Kenya Bankers Association (KBA), the umbrella body of the banking industry, on Thursday unveiled its own digital payments platform dubbed PesaLink which they hope will challenge Mpesa by significantly reducing the cost of transactions.
“PesaLink, will for the first time enable customers to make payments between banks in real-time, around the clock, without having to go through intermediaries.

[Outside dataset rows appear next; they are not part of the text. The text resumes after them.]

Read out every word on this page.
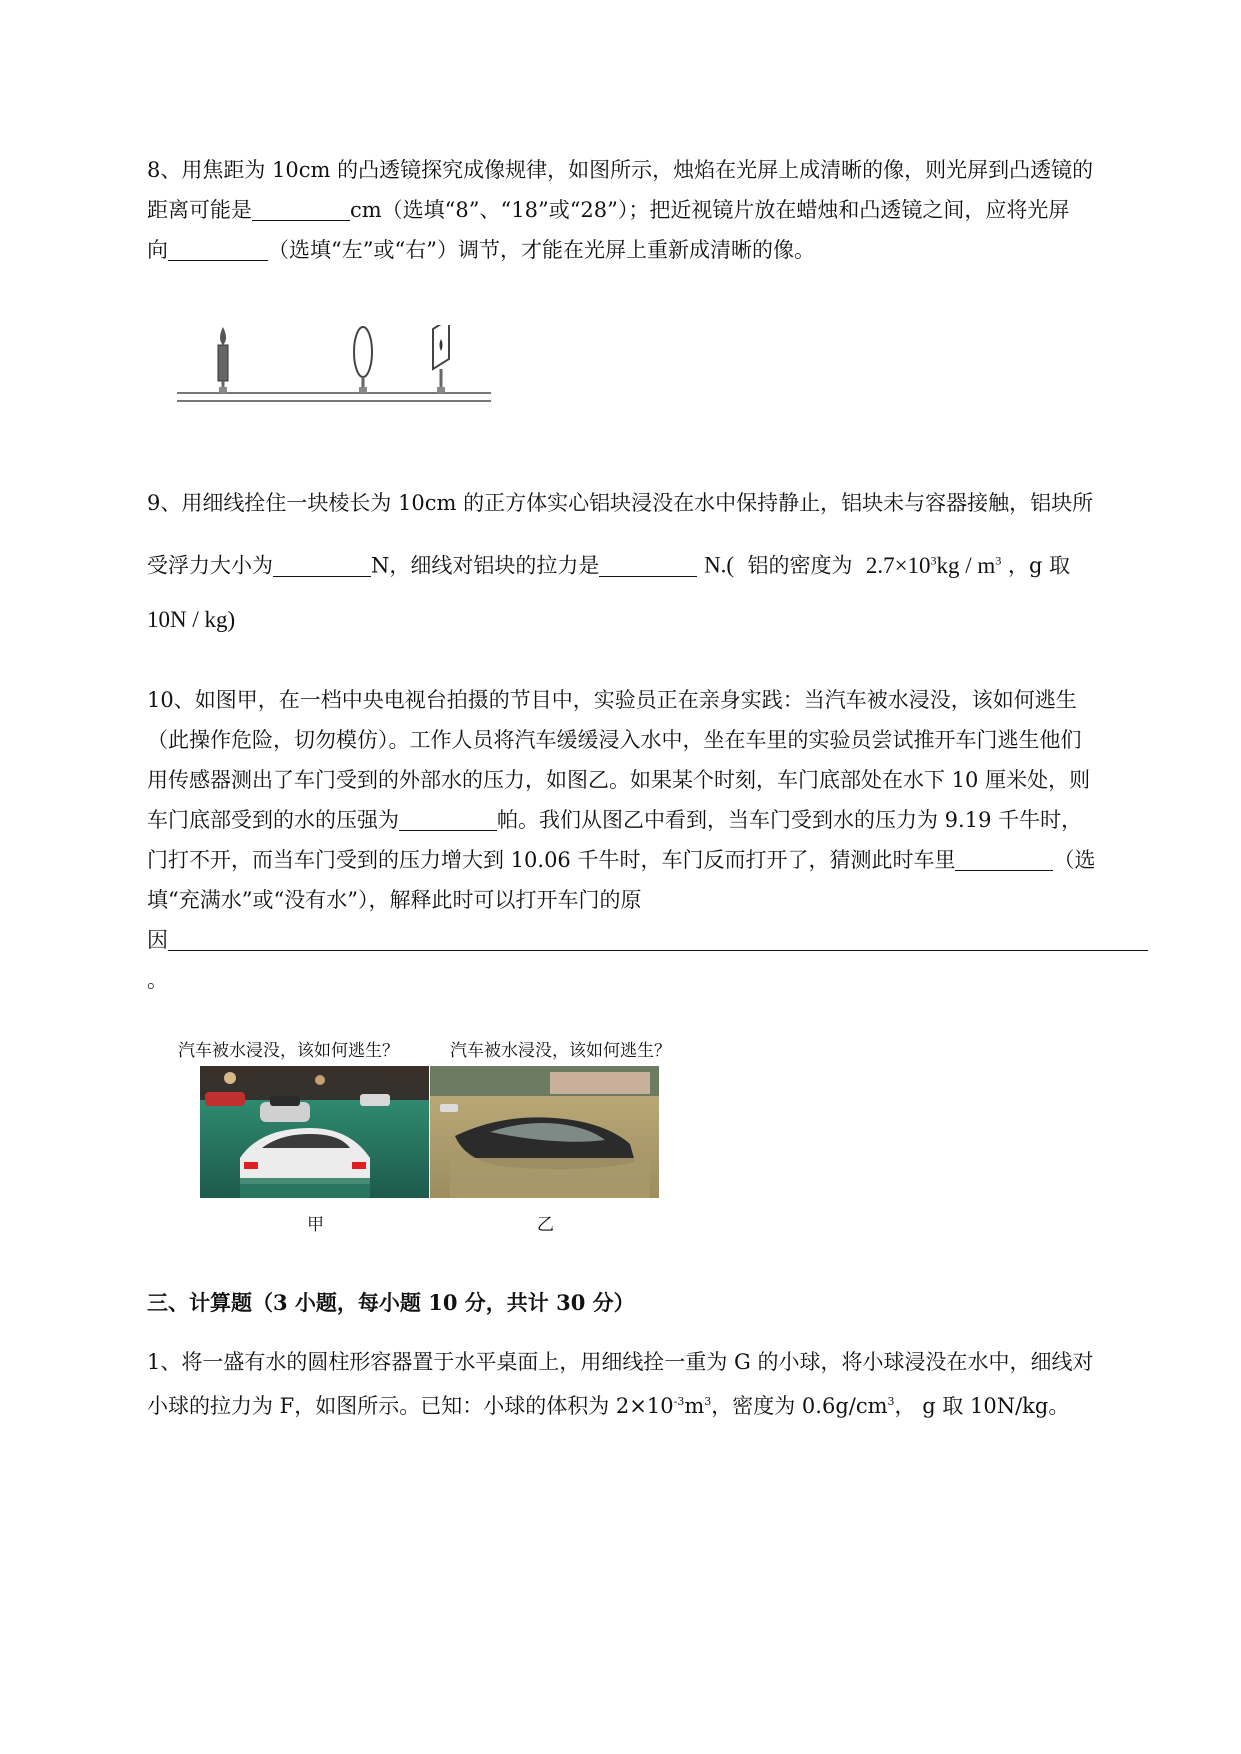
8、用焦距为 10cm 的凸透镜探究成像规律，如图所示，烛焰在光屏上成清晰的像，则光屏到凸透镜的
距离可能是	cm（选填“8”、“18”或“28”）；把近视镜片放在蜡烛和凸透镜之间，应将光屏
向	（选填“左”或“右”）调节，才能在光屏上重新成清晰的像。
9、用细线拴住一块棱长为 10cm 的正方体实心铝块浸没在水中保持静止，铝块未与容器接触，铝块所
受浮力大小为	N，细线对铝块的拉力是	N.( 铝的密度为 $2.7\times 10^3kg / m^3$ ，g 取
10N / kg)
10、如图甲，在一档中央电视台拍摄的节目中，实验员正在亲身实践：当汽车被水浸没，该如何逃生
（此操作危险，切勿模仿）。工作人员将汽车缓缓浸入水中，坐在车里的实验员尝试推开车门逃生他们
用传感器测出了车门受到的外部水的压力，如图乙。如果某个时刻，车门底部处在水下 10 厘米处，则
车门底部受到的水的压强为	帕。我们从图乙中看到，当车门受到水的压力为 9.19 千牛时，
门打不开，而当车门受到的压力增大到 10.06 千牛时，车门反而打开了，猜测此时车里	（选
填“充满水”或“没有水”），解释此时可以打开车门的原
因
。
汽车被水浸没，该如何逃生？	汽车被水浸没，该如何逃生？
甲	乙
三、计算题（3 小题，每小题 10 分，共计 30 分）
1、将一盛有水的圆柱形容器置于水平桌面上，用细线拴一重为 G 的小球，将小球浸没在水中，细线对
小球的拉力为 F，如图所示。已知：小球的体积为 $2\times 10^{-3}m^3$，密度为 $0.6g/cm^3$， g 取 10N/kg。
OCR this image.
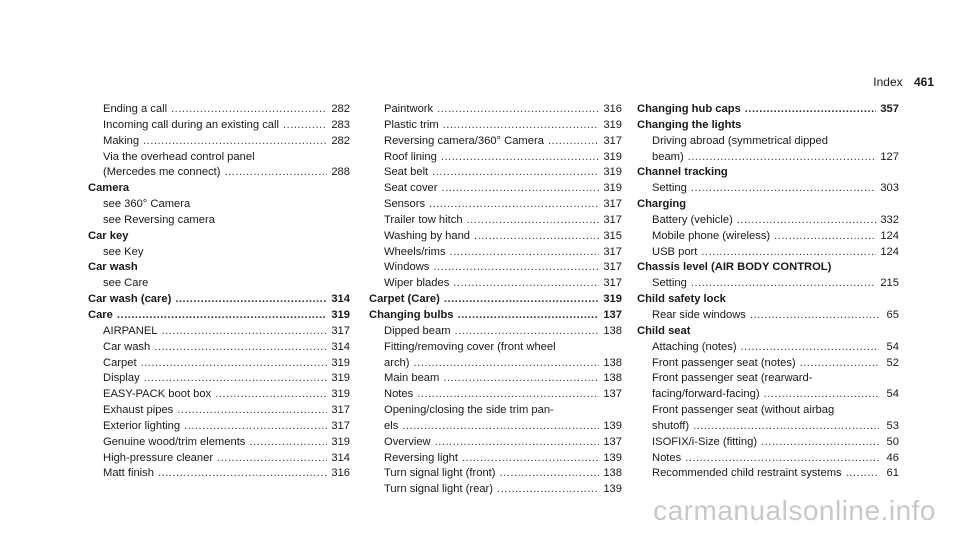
Index 461
Ending a call .....	282
Incoming call during an existing call .....	283
Making .....	282
Via the overhead control panel
(Mercedes me connect) .....	288
Camera
see 360° Camera
see Reversing camera
Car key
see Key
Car wash
see Care
Car wash (care) .....	314
Care .....	319
AIRPANEL .....	317
Car wash .....	314
Carpet .....	319
Display .....	319
EASY-PACK boot box .....	319
Exhaust pipes .....	317
Exterior lighting .....	317
Genuine wood/trim elements .....	319
High-pressure cleaner .....	314
Matt finish .....	316
Paintwork .....	316
Plastic trim .....	319
Reversing camera/360° Camera .....	317
Roof lining .....	319
Seat belt .....	319
Seat cover .....	319
Sensors .....	317
Trailer tow hitch .....	317
Washing by hand .....	315
Wheels/rims .....	317
Windows .....	317
Wiper blades .....	317
Carpet (Care) .....	319
Changing bulbs .....	137
Dipped beam .....	138
Fitting/removing cover (front wheel
arch) .....	138
Main beam .....	138
Notes .....	137
Opening/closing the side trim pan-
els .....	139
Overview .....	137
Reversing light .....	139
Turn signal light (front) .....	138
Turn signal light (rear) .....	139
Changing hub caps .....	357
Changing the lights
Driving abroad (symmetrical dipped
beam) .....	127
Channel tracking
Setting .....	303
Charging
Battery (vehicle) .....	332
Mobile phone (wireless) .....	124
USB port .....	124
Chassis level (AIR BODY CONTROL)
Setting .....	215
Child safety lock
Rear side windows .....	65
Child seat
Attaching (notes) .....	54
Front passenger seat (notes) .....	52
Front passenger seat (rearward-
facing/forward-facing) .....	54
Front passenger seat (without airbag
shutoff) .....	53
ISOFIX/i-Size (fitting) .....	50
Notes .....	46
Recommended child restraint systems .....	61
carmanualsonline.info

This revolutionary peer-to-peer (P2P) product is offered by Integrated Payment Services Limited (IPSL), a fully-owned subsidiary of KBA formed to implement the platform upon which this and other digital innovations will run.” said Kenya Bankers Association in a statement.
The association few days ago received a go ahead from the Central Bank of Kenya to initiate the roll-out of PesaLink to banks and their customers. The phased implementation will begin with the banks that have completed the pilot exercise and have received product approvals, including Standard Chartered Bank; Co-Operative Bank; Barclays Bank ;Commercial Bank of Africa (CBA); I & M Bank; Diamond Trust Bank; Gulf African Bank; Guardian Bank; Victoria Commercial Bank; Credit Bank; Prime Bank; and Middle East Bank. As the first set of banks roll out the product to their customers, the rest of the banks are in various stages of testing the system.
The product has been in the making since 2013, when KBA member banks decided to invest in an industrywide switch, which is an integrated information sharing network.
Giving is remarkds during the launch, KBA Chief Executive Officer, Habil Olaka said “The system will enable users to transact as low as Sh10 to as much as Sh999, 999 across the banking system. In effect, it will facilitate both large transactions, as well as such micropayments that millions of Kenyan settle in cash every day, including paying for groceries at the market, a haircut or bus fare,” he said.